What you Need
What to do
First, you need to half fill each pint glass with rice, and bury the bouncy ball in the middle of the rice.
Then, gently shake one pint glass up and down without banging it on anything.
Shake the other pint glass by banging it gently on the carpet, or padded surface.
What may happen
You should see:
In the glass you shook in your hand the ball will rise to the top of the rice on one side of the glass, and then sink into the rice again on the other side. If you keep shaking it will loop back around and come to the top again, before sinking back.
Why does it happen?
Lets explain the second pint glass first:
As you bang the glass on the surface, the glass, rice and ball all move straight up and down together. As the glass is moving down, the rice spreads out and becomes less dense. This allows gaps to form under the bouncy ball, and the small rice grains fall into these gaps. This means that the bouncy ball is pushed upwards, and will rise to the top of the glass.
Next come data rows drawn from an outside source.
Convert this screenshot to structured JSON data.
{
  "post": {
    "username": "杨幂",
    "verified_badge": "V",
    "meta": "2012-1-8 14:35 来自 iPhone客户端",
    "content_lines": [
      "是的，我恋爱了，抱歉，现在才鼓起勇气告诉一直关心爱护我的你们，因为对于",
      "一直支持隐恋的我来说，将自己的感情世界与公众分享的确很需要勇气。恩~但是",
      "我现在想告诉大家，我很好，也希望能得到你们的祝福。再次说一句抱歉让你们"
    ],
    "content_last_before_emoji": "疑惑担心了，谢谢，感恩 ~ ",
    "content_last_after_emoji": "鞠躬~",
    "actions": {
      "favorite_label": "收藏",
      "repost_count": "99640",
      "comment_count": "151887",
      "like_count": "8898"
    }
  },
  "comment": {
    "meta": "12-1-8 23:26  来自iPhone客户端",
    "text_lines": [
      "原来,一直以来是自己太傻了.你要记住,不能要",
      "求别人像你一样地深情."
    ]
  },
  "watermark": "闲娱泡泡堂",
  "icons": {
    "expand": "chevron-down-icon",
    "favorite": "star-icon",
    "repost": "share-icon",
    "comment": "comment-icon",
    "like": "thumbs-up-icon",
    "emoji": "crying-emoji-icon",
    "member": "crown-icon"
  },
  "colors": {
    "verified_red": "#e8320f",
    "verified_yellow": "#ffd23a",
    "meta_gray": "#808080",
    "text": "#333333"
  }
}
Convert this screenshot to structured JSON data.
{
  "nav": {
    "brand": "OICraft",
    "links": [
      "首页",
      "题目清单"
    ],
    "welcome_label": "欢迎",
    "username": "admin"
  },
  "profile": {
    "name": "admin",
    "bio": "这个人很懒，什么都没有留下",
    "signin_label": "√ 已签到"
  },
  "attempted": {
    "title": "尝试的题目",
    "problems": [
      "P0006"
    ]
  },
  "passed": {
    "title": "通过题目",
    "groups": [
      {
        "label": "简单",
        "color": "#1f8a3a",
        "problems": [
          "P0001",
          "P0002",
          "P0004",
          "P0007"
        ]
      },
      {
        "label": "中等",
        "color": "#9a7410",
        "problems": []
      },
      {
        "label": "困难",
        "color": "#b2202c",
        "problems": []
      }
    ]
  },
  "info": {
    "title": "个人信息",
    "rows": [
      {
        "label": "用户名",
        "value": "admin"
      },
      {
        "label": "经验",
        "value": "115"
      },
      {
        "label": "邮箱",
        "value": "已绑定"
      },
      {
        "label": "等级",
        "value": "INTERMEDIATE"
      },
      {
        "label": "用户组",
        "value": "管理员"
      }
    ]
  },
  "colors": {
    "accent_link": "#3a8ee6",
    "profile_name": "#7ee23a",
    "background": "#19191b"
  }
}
In the first pint glass, as you're shaking it in your hand you will shake it at an angle (your arm pivots from the elbow, so you can't help it!) This means that the far side of the glass will be shaken slightly further than the near side. Because of this, the rice gets spread out further on one side than the other, and becomes less dense. Just like in a liquid, material that is less dense rises above that which is more dense. This means the ball gets pulled to the top with the less dense rice.
However, once it gets to the top the rice moves towards the middle, where it is shaken less and therefore becomes more dense. This means that the rice then sinks again on the near side, and pulls the ball back down with it.
This circulation of material is called a convection current, and is the same method by which a radiator heats your entire room - the less dense air (warmer air) rises above the heater, but then as it moves across the ceiling it cools, becomes more dense and falls back down. This sets up a convection current - a circulation which pulls warmer air around the room.